Am Mittwoch zeigt die Caligari Filmbühne min Wiesbaden den Dokumentarfilm „Georg Goldstein – Zur Erinnerung“ von Harald Kuntze und Dorothee Lottmann-Kaeseler.Im Anschluss an die Vorführung findet ein Gespräch mit den Filmemachern statt. Es moderiert Katherine Lukat, wissenschaftliche Mitarbeiterin des Stadtarchivs Wiesbaden.

Redaktion 5 Jahren vor 0

Geboren in Breslau, studierte an der Bergakademie und schloss sein Studium als promovierter Volkswirt ab. Die Deutsche Gesellschaft für Kaufmannserholungsheime (DGK) hat ihn 1912 nach Wiesbaden berufen.

Ziel der DGK war es, Betriebsangehörigen Ferienheime in ganz Deutschland zu Erholung zur Verfügung zu stellen. Über zwanzig Jahre lenkte Dr. Georg Goldstein die Geschicke der DGB und prägte ihre Entwicklung. Unter seiner Leitung wurden zahlreiche Häuser gebaut oder erworben; 1930 besaß die Gesellschaft bereits 40 solcher Heime.

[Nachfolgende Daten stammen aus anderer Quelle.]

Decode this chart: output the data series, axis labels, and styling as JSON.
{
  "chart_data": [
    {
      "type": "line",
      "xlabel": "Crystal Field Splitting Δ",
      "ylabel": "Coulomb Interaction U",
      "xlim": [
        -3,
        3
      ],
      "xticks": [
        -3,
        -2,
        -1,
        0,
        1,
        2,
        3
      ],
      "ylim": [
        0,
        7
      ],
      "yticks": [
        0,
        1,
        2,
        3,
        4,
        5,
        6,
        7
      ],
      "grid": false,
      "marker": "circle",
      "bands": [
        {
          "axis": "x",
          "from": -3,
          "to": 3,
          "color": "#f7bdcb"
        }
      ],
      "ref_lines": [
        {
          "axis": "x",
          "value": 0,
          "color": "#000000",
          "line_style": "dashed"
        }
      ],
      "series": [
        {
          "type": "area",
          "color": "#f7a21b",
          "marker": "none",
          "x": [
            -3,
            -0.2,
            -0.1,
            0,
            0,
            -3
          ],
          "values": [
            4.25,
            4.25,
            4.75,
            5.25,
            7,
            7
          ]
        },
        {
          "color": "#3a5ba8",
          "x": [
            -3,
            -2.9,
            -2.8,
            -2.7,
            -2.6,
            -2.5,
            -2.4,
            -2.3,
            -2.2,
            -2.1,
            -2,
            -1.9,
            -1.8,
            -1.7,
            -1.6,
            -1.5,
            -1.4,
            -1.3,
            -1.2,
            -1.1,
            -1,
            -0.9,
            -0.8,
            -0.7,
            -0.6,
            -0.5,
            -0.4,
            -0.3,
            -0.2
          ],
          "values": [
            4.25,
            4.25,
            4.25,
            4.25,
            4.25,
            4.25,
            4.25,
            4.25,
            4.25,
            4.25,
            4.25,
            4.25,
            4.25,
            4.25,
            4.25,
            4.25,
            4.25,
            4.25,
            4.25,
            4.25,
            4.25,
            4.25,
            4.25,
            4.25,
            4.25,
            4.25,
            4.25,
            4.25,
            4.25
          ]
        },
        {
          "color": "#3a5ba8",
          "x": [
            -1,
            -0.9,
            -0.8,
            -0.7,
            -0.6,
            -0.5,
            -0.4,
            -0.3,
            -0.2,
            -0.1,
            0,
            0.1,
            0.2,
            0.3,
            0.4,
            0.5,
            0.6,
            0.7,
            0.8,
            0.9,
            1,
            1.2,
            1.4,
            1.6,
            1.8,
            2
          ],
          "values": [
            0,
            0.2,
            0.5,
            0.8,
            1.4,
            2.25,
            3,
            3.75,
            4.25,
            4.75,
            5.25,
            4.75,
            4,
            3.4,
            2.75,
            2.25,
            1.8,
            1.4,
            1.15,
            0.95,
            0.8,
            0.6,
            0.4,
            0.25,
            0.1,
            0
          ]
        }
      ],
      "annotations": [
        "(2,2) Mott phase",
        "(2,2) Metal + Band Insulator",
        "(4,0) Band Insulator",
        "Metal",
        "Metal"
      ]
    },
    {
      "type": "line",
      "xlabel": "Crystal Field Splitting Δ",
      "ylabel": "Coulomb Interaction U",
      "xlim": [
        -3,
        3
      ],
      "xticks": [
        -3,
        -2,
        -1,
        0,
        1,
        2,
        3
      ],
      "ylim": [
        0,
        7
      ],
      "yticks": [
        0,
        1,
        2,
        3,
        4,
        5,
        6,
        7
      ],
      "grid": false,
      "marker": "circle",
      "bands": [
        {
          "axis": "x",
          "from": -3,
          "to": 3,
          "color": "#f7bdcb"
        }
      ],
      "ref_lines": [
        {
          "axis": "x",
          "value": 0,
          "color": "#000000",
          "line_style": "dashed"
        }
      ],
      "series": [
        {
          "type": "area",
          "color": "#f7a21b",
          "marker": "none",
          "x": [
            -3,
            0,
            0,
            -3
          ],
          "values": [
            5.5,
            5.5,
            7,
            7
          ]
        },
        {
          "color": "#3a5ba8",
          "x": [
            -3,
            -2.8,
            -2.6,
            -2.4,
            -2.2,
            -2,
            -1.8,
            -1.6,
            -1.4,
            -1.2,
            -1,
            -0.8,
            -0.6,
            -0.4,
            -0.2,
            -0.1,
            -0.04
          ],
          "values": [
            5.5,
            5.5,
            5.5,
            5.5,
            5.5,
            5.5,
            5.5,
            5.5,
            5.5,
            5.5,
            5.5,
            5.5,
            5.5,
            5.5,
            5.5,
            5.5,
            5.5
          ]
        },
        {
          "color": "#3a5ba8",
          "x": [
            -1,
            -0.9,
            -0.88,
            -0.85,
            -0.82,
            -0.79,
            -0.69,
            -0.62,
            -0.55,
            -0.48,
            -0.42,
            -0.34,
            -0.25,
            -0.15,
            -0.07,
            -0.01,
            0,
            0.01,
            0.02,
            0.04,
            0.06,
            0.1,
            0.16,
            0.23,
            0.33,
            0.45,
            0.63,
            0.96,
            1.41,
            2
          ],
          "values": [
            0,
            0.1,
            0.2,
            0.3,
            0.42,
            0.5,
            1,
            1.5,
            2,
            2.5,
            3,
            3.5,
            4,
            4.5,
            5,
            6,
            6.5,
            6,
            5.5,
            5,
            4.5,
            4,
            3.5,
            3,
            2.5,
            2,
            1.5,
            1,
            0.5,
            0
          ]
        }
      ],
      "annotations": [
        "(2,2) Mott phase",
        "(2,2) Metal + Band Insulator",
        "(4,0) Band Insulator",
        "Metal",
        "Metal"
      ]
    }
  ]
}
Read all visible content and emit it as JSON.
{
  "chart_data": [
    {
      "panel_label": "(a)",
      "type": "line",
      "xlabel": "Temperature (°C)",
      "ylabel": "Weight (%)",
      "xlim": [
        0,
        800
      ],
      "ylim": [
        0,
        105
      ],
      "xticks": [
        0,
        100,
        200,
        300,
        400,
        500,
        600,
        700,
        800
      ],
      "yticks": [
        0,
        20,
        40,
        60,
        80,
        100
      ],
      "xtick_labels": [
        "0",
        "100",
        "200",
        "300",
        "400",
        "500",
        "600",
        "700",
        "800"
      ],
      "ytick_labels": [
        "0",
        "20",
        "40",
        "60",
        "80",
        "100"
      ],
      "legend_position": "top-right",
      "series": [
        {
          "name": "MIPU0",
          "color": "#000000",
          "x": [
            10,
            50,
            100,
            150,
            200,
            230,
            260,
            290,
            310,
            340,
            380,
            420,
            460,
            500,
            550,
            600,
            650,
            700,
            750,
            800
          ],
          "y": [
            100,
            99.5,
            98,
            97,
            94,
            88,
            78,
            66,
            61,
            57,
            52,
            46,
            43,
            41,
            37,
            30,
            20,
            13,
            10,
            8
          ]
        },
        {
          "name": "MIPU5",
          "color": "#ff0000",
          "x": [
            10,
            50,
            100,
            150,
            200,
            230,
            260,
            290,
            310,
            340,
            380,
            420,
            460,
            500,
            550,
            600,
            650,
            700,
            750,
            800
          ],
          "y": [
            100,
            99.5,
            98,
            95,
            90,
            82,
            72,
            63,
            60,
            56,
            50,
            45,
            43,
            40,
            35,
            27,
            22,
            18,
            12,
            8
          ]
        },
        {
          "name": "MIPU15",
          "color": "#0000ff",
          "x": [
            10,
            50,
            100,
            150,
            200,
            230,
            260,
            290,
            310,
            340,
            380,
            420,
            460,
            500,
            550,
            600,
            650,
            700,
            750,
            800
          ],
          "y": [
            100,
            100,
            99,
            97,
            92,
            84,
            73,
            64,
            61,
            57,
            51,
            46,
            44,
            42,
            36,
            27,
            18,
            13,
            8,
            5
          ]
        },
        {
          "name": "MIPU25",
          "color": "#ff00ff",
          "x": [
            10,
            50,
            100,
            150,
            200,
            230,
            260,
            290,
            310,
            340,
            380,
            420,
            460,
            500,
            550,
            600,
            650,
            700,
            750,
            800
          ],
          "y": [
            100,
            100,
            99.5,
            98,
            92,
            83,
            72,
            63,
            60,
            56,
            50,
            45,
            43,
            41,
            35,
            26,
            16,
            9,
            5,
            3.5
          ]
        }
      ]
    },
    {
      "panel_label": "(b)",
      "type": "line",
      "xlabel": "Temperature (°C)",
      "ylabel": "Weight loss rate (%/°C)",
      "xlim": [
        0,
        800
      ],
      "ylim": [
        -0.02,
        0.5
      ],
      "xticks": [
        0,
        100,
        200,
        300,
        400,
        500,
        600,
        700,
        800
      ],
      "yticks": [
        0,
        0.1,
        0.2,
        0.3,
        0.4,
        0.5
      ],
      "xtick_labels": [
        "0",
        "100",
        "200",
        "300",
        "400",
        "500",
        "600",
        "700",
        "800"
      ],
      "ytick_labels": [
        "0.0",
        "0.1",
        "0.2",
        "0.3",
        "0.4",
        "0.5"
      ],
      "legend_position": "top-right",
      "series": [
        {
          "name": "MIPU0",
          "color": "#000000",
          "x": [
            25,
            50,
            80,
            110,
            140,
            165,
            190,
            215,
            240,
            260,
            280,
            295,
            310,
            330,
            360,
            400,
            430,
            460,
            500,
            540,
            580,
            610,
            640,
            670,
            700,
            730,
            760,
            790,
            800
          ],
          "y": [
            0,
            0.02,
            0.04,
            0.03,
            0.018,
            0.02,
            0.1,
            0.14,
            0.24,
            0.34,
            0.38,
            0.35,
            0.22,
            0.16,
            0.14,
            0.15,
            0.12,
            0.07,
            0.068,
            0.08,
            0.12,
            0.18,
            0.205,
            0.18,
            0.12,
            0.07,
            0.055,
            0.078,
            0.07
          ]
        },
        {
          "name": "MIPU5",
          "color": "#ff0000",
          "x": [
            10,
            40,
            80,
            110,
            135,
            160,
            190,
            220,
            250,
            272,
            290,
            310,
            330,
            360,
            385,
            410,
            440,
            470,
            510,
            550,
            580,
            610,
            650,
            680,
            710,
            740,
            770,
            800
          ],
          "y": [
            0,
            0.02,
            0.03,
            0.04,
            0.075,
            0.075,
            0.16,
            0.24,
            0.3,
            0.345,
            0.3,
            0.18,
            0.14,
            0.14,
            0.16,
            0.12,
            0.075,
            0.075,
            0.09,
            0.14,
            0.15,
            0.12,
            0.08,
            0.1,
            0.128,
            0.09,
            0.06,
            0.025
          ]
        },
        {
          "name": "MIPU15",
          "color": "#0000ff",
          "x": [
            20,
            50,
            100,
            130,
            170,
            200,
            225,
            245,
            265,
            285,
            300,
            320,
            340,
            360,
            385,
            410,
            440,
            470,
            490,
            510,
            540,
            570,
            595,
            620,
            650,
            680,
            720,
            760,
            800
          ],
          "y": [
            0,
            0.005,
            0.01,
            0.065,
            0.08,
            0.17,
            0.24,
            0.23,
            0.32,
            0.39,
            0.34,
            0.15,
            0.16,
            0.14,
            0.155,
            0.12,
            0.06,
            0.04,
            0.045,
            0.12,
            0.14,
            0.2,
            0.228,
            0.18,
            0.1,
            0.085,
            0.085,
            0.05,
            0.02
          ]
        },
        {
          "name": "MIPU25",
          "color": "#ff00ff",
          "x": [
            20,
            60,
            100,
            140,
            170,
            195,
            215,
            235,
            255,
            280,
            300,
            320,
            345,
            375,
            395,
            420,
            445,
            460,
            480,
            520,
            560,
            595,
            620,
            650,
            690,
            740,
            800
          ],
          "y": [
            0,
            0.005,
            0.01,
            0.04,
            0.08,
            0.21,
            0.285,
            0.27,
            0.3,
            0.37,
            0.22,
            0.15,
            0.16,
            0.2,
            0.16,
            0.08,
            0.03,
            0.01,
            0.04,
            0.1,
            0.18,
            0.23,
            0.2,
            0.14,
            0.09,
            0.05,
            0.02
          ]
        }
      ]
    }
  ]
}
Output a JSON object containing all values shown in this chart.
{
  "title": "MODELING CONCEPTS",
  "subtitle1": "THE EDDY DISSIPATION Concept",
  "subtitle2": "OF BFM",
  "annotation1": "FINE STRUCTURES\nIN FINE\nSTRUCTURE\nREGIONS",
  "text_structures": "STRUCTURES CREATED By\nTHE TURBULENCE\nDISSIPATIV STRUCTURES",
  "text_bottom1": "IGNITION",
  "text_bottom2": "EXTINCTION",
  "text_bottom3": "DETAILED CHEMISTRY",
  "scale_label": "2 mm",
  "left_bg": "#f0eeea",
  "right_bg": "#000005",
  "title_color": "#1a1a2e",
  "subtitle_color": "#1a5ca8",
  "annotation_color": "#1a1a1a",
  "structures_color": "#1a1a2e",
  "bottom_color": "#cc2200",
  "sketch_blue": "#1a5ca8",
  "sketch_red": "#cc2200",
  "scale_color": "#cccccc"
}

Caligari Film Bühne, kurz gefasst

Dokumantarfilm – Georg Goldstein
Wann: Mittwoch, 30. Januar 2019, 20:00 Uhr
Wo: Caligari Film-Bühne, Marktplatz 2, 65183 Wiesbaden (Anfahrt planen!)
Eintritt: 7,00 Euro, ermäßigt 6,00 Euro

Filmgespräch im Anschluss mit den Filmemachern Harald Kuntze und Dorothee Lottmann-Kaeseler.

Schon 1916 traf die DGK die Entscheidung, auch in Bad Urach auf der Schwäbischen Alb ein solches Heim zu bauen – oberhalb der Stadt gelegen mit idyllischem Blick ins Seeburger Tal. Durch  die Wirren des Krieges und die wirtschaftlichen Umstände der frühen Weimarer zeit verzögerte sich das Vorhaben. Ende der zwanziger Jahre gewann der Stuttgarter Architektur Adolf Gustav Schneck den ausgeschriebenen Wettbewerb – und wurde so Dr. Georg Goldsteins Bauherr. Später, 1930 bei der Einweihung des Hauses auf der Alb in Bad Urach äußerte er sich als Bauherr selbstbewusst über die Zielsetzung, mit diesem modernen Gebäude der sozialen Fürsorge der Angestellten zu dienen.

In Wiesbaden vergessen

Dr. Goldstein war auch im politischen Vereinsleben von Wiesbaden tätig, ganz im Sinne seines Selbstverständnisses als demokratischer liberaler deutscher Jude. Aber bereits am 10. Juni 1933 entließ ihn der Vorstand der GKH. Der Verlust von beruflicher Position und Anerkennung verletzte ihn sehr. Die Emigration gelang nur den Kindern; Goldstein und seine Frau wurden in Auschwitz ermordet. In Wiesbaden sind sie völlig vergessen. Der Film zeigt auf, wie jedoch andernorts das Lebenswerk Goldsteins gewürdigt wird. Eine Biografie unter www.hausaufderalb.de erinnert an den Volkswirt.